A campaign for bestowal of India's highest civilian award upon him was initiated by Parliamentarian (later Chief Minister) Bhupinder Singh Hooda (04–01–1999), Parliamentarian Jayashree Banerjee (12–12–2001) and Vice Chancellor Justice Gulab Gupta (04–11–2003). For conferment posthumously, it has since been supported by Assembly Speaker Ishwardas Rohani (10–11–2009), Parliamentarian Rakesh Singh (11–11–2009), Legislator Lakhan Ghanghoriya (15–11–2009), Bar Council Chairman Rameshwar Neekhra (19–11–2009), Union Minister of Science and Technology (13–12–2016), MP Artists' Forum (20–12–2016), Governor of West Bengal (27–12–2016), Legislator Ajay Vishnoi (25–10–2017), ex Cabinet Minister and ex Parliamentarian Jayashree Banerjee (15–04–2025), and many others.

==Selected exhibitions==
Rammanohar's artworks have been exhibited in several countries. Though the list is not exhaustive, some of his exhibitions are listed below.

- Samanvai Art Gallery, Jaipur, India, 2013.
- Sansruti Retrospective Show, Bharat Bhavan, Bhopal, India, 2012.
- Image of India, Art Pilgrim, London, UK, 2005.
- Hiroshima Never Again, Arpana Art Gallery, New Delhi, India, 2005.
- Remembering Bhopal, Varalakshami Art Gallery, New Delhi, India, 2004.
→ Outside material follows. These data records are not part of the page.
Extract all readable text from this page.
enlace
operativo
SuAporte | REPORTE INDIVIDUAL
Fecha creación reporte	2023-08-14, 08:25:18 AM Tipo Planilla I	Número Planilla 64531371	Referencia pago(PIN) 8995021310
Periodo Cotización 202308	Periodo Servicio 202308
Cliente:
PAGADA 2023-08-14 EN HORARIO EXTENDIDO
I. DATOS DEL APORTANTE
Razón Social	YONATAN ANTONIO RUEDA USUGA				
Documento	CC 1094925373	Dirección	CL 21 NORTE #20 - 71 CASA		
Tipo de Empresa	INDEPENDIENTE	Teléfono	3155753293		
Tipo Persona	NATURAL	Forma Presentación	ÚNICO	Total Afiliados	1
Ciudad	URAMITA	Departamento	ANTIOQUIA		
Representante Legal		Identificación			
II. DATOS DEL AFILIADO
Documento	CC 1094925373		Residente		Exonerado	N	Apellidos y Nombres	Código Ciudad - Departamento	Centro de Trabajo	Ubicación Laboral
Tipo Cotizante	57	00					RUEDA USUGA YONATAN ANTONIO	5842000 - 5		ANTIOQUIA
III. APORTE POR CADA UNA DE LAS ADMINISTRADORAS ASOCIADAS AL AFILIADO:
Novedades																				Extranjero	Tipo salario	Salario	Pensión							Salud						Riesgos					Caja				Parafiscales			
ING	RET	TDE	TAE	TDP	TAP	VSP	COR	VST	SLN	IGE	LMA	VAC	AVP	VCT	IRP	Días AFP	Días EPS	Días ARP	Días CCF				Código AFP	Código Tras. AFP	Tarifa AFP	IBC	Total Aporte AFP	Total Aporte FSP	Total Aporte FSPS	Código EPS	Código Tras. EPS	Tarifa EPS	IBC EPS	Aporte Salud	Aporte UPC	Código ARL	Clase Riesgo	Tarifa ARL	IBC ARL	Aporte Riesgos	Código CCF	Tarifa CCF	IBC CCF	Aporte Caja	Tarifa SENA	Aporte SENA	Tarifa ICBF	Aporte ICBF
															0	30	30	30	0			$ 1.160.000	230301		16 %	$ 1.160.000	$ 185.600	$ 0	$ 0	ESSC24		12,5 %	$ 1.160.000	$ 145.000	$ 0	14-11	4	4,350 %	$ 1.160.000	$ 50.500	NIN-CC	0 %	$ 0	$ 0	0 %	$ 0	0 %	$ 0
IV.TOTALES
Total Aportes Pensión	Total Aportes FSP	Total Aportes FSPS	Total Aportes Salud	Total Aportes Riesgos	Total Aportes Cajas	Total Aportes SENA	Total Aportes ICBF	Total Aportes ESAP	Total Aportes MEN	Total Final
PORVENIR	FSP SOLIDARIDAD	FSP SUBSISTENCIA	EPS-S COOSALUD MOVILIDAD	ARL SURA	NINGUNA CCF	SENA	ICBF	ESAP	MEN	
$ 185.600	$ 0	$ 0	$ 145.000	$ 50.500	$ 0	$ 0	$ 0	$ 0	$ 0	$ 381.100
- Indian Old and Contemporary Paintings, Aryan Art Gallery, New Delhi, India, 2003.
- Visual Art Gallery at India Habitat Centre, New Delhi, India, 2002, 1999.
- Art Alive Gallery, New Delhi, India, 2001.
- Gallerie Ganesha, New Delhi, India, 1999, 1997, 1994.
- Art in Cinema, Arushi Arts, New Delhi, India, 1999.
- Beatrice Royal Contemporary Art Gallery, Southampton, UK, 1999, 1998.
- The Williamson Art Gallery, Bidston, UK, 1997.
- TheBhavan UK Centre, London, UK, 1997.
- The Westminster Academy, London, UK, 1997.
- The Nehru Centre International Art Gallery, London, UK, 1997.
- Jellys LegdChick Art Gallery, Reading-Berkshire, UK, 1996, 1995.
- Indian National Exhibition of Art, Lalit Kala Akademi, Chennai (Madras), India, 1993.
- The Jehangir Art Gallery, Mumbai (Bombay), India, 1993.
- The All India Fine Arts and Crafts Society (AIFACS), New Delhi, India, 1993, 1991, 1990, 1953.
- The Birla Academy of Arts, Kolkata (Calcutta), India, 1992.
- The India International Centre, New Delhi, India, 1992.
- The Bharat Bhavan, Bhopal, India, 1992, 1991.
- The Taj Art Gallery, Mumbai (Bombay), 1992.
- Madhya Pradesh Kala Parishad, Jabalpur: 1991, 1990, 1986, 1968, 1966, 1965; Bhopal: 1978, 1973; Raipur: 1967, 1964, 1963; Gwalior: 1964.
- Lalit Kala Akademi, New Delhi, India, 1987, 1978, 1974, 1969.
- The Visva-Bharati University, Shantiniketan, India, 1987, 1972, 1960, 1959, 1951.
- The China Academy of Art, Shanghai, People's Republic of China, 1958.
- The Sichuan Fine Arts Institute (SFAI), Chongqing (Chungking), People's Republic of China, 1958.
- The China Central Academy of Fine Arts, Beijing (Peking), People's Republic of China, 1957.